If you have these types of dual-focus programs, treatment
at your facility could be more conducive to their recovery. If you don’t have
these types of programs and find that your admissions department is assessing
these diagnoses frequently, you may want to consider developing special
programs for these patients. Doing so
could lead to more patients going to your facility specifically for those
programs which could lead to an increase in revenue.
Referrals
In addition to patients finding their way to your
facility on their own accord, many patients may be referred by other agencies
or professionals within the field.
Conversely, your facility may be in a position to make outgoing
referrals from time-to-time. Both
incoming and outgoing referrals are important.
Incoming referrals should be tracked and monitored on a
regular basis.
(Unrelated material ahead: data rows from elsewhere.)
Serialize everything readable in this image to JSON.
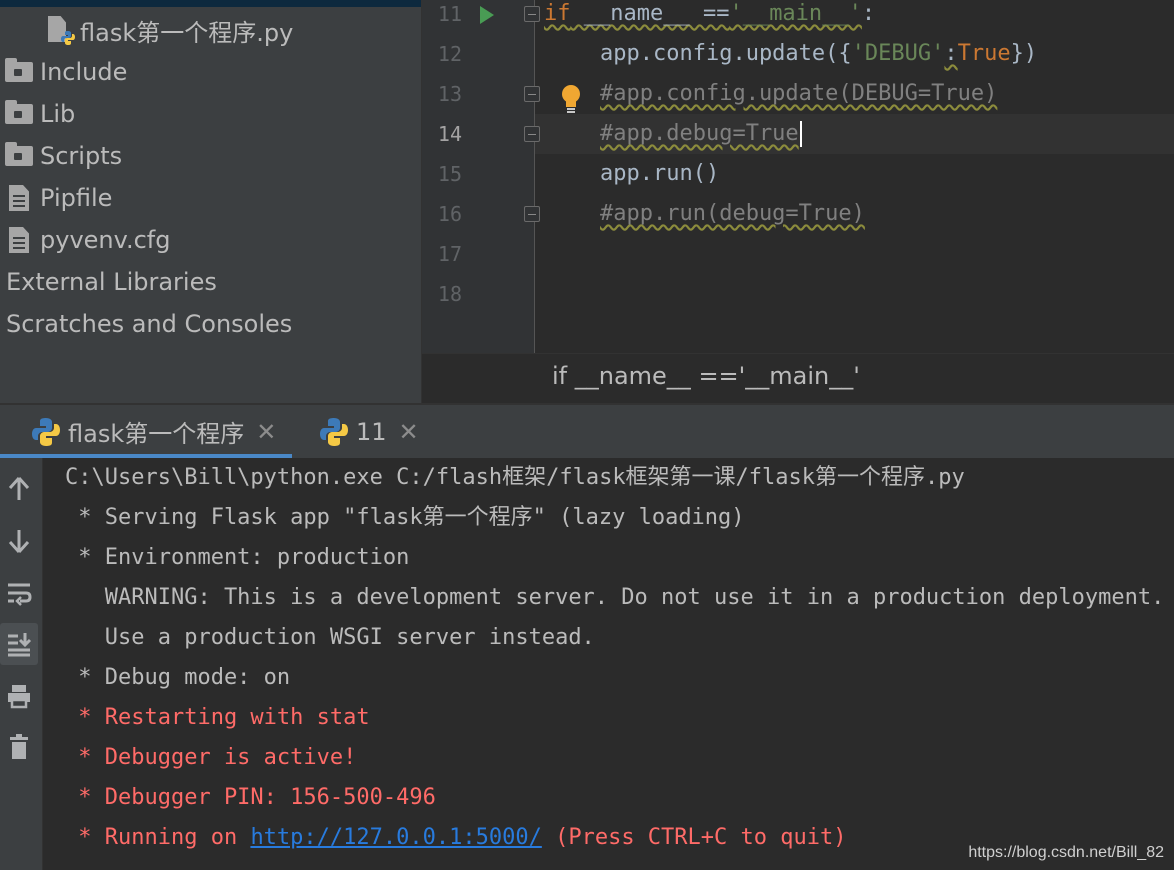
{
  "project_tree": {
    "items": [
      {
        "label": "flask第一个程序.py",
        "icon": "python-file-icon"
      },
      {
        "label": "Include",
        "icon": "folder-icon"
      },
      {
        "label": "Lib",
        "icon": "folder-icon"
      },
      {
        "label": "Scripts",
        "icon": "folder-icon"
      },
      {
        "label": "Pipfile",
        "icon": "file-icon"
      },
      {
        "label": "pyvenv.cfg",
        "icon": "file-icon"
      },
      {
        "label": "External Libraries",
        "icon": ""
      },
      {
        "label": "Scratches and Consoles",
        "icon": ""
      }
    ]
  },
  "editor": {
    "line_numbers": [
      "11",
      "12",
      "13",
      "14",
      "15",
      "16",
      "17",
      "18"
    ],
    "active_line": "14",
    "lines": {
      "l11": {
        "kw_if": "if",
        "name": " __name__ ==",
        "str_main": "'__main__'",
        "colon": ":"
      },
      "l12": {
        "prefix": "app.config.update({",
        "str_debug": "'DEBUG'",
        "colon": ":",
        "kw_true": "True",
        "suffix": "})"
      },
      "l13": {
        "comment": "#app.config.update(DEBUG=True)"
      },
      "l14": {
        "comment": "#app.debug=True"
      },
      "l15": {
        "code": "app.run()"
      },
      "l16": {
        "comment": "#app.run(debug=True)"
      }
    },
    "breadcrumb": "if __name__ =='__main__'"
  },
  "run_tabs": [
    {
      "label": "flask第一个程序",
      "active": true
    },
    {
      "label": "11",
      "active": false
    }
  ],
  "console": {
    "lines": [
      {
        "text": "C:\\Users\\Bill\\python.exe C:/flash框架/flask框架第一课/flask第一个程序.py",
        "type": "normal"
      },
      {
        "text": " * Serving Flask app \"flask第一个程序\" (lazy loading)",
        "type": "normal"
      },
      {
        "text": " * Environment: production",
        "type": "normal"
      },
      {
        "text": "   WARNING: This is a development server. Do not use it in a production deployment.",
        "type": "normal"
      },
      {
        "text": "   Use a production WSGI server instead.",
        "type": "normal"
      },
      {
        "text": " * Debug mode: on",
        "type": "normal"
      },
      {
        "text": " * Restarting with stat",
        "type": "error"
      },
      {
        "text": " * Debugger is active!",
        "type": "error"
      },
      {
        "text": " * Debugger PIN: 156-500-496",
        "type": "error"
      }
    ],
    "last_line": {
      "prefix": " * Running on ",
      "link": "http://127.0.0.1:5000/",
      "suffix": " (Press CTRL+C to quit)"
    },
    "toolbar": [
      "up-arrow-icon",
      "down-arrow-icon",
      "soft-wrap-icon",
      "scroll-to-end-icon",
      "print-icon",
      "trash-icon"
    ]
  },
  "watermark": "https://blog.csdn.net/Bill_82",
  "colors": {
    "keyword": "#cc7832",
    "string": "#6a8759",
    "comment": "#808080",
    "error_text": "#ff6b68",
    "link": "#287bde",
    "run_green": "#499c54",
    "tab_underline": "#4a88c7"
  }
}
It’s important to know
who is sending you your patients. It’s
also important to determine if smaller referral sources could be sending you
more patients than they are. Sometimes
when a big referral source is unhappy about your services, they will issue a
complaint. Other times, they will just
fade away. If you’re not regularly monitoring
the flow of referrals, you will never know which referral sources just stop
referring. You may also not realize
which potential referral sources should be referring to you that aren’t so that
you can make contact with them to discuss your company’s services.
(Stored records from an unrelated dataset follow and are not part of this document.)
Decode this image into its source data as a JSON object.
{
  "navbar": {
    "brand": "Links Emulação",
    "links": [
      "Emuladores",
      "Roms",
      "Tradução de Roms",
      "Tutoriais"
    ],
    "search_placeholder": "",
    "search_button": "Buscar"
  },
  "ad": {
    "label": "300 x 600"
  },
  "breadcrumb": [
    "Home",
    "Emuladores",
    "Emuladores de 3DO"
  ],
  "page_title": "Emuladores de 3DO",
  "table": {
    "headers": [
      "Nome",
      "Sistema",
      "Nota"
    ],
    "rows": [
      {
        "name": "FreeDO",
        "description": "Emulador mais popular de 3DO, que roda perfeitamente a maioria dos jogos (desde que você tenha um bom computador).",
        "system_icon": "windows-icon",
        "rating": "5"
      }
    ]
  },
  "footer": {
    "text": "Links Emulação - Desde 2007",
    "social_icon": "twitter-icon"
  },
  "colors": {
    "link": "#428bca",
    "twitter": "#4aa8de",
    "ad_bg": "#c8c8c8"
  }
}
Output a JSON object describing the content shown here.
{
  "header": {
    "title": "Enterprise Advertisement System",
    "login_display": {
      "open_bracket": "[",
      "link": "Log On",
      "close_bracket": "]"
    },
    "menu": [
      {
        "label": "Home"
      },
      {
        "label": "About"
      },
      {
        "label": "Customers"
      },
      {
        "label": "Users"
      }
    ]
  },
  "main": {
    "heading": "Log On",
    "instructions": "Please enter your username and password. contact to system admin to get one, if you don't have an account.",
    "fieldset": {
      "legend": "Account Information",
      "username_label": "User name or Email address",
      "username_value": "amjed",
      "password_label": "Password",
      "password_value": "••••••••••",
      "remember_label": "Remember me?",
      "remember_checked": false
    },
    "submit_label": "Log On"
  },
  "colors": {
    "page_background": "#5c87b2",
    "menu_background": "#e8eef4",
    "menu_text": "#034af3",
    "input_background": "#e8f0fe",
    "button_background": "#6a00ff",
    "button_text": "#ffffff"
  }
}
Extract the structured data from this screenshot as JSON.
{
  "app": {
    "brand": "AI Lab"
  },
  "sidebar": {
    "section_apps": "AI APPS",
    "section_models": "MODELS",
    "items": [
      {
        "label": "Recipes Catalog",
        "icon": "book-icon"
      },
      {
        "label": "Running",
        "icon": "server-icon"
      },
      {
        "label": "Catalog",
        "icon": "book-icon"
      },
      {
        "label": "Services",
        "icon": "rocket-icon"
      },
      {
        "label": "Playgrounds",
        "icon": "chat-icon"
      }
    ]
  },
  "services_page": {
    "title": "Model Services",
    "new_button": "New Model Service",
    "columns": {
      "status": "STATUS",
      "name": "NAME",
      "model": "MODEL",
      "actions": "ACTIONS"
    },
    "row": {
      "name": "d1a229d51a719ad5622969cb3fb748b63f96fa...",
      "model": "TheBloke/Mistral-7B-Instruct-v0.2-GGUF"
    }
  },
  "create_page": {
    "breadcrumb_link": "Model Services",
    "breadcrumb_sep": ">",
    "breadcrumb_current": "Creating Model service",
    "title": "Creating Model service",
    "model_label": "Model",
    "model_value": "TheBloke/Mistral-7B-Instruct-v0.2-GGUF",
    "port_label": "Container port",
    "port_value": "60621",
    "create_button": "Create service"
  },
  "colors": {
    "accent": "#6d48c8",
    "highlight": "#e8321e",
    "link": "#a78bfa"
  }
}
Outgoing referrals are important from a business and
marketing perspective as well. If your
operation is large and there are many employees at your facility, you may have
less control over where patients get referred to. If a patient requires treatment not provided
by your facility or if they need to be referred as part of an aftercare
treatment plan, it’s important that these patients are referred to facilities
that you have a cooperative working relationship with, rather than your
competitors. If one facility is
referring patients to your facility, they will expect referrals in return. Not only is it important to reciprocate
referral efforts with your allies, you certainly don’t want competing agencies
to benefit from your employees who don’t recognize why they shouldn’t be
sending patients to them. As with
incoming referrals, outgoing referrals must be carefully monitored for this
reason.
Documentation
In an arena threatened by the possibility of malpractice
lawsuits, documentation is critical.
When it comes to running this type of a treatment facility,
documentation is all we have to either prove or disprove certain elements that
are sometimes called into question. To
the legal world, if it’s not documented then it didn’t happen. Employees must be trained to document incidents,
progress, lack thereof and any other pertinent information that could be relevant. Even if it doesn’t seem relevant at the time,
it’s best to document certain events in some manner so it can be retrieved if
necessary.
Regulatory commissions will also critique the manner in
which your entire operation is documented.
A missing signature, date or diagnosis could be considered a violation
of the regulations. Sometimes
documentation could make the difference between your facility being paid or
not. Certain states have been known to
demand that payment be returned for subsidies, grants, Medicare or Medicaid
reimbursements if documentation is inaccurate or insufficient.
Patient
Retention
Launching a community-based marketing campaign to draw
more patients to your facility should certainly be an important part of your
operation. However, keeping existing
patients is equally as important as trying to find new ones. It also costs less from a marketing perspective. If your administrators haven’t discussed the
topic of retention, it’s time to start thinking of ways to improve it at your
facility.
In order to maximize your existing business, you must
have a plan to keep the patients you have coming back. This doesn’t mean treating them longer than
they need to be treated. It simply means
engaging them when they do. There are
various ways in which to accomplish this.
Follow up, appointment reminders, social media, patient surveys,
outreach, company newsletters, etc.
Anything you or your staff can do to improve your patients’ experience and
keep an ongoing dialog will help to give them a reason to return.